Camera-based computer interfaces aren’t a new idea; Stephen Hawking relied on a computer that tracked the movements of his eyes allowing the physicist to control a cursor and type out messages through an on-screen keyboard. It was a very time-consuming process, however, and the creator of CheekyKeys realized the process could be sped up immensely using modern image recognition, their entire face, and Morse Code.


More impressive than the use of tools like OpenCV and DLib for tracking the movements of specific points on a user’s face is the fact that the developer behind the Everything Is Hacked YouTube channel managed to learn Morse Code—a simplified messaging system made up of dots and dashes—in just 15 minutes by developing a clever mnemonic for every letter of the alphabet, as well as punctuation. They were even kind enough to share the system they created as memorizing it is essential for using CheekyKeys, which has been shared on GitHub.

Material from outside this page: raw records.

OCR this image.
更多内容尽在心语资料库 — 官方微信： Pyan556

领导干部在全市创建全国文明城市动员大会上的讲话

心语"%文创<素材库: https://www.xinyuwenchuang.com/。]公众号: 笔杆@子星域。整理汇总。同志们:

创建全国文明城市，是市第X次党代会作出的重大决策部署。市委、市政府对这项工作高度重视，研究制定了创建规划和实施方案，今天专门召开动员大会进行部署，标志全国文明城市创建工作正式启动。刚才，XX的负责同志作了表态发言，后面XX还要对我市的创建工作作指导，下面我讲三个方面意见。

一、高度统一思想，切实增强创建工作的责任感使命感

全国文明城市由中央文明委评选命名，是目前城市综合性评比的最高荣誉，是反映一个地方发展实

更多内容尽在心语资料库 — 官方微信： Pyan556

Short and long eye blinks seemed like the easiest way to relay Morse Code without making a sound, but it turns out the longer eye blinks can quickly make the user feel disoriented and nauseated, so the mouth was enlisted instead, opening and closing at different intervals to relay the coded patterns. Other gestures were implemented to provide hands-free access to an entire keyboard, including closing the right eye to trigger the Shift key, closing the left for Command, raising eyebrows and making a duckface for cursor movements, and even bulging or squinting the eyes to trigger in and out zooms.


It’s a novel approach and one that potentially has a lot more uses than just being productive on a computer while an infant sleeps. Drivers could control a vehicle’s infotainment system without taking their hands off the wheel, and it could be a valuable assistive tool for those dealing with conditions that limit the use of their hands. On top of that, it also looks like a really fantastic face workout.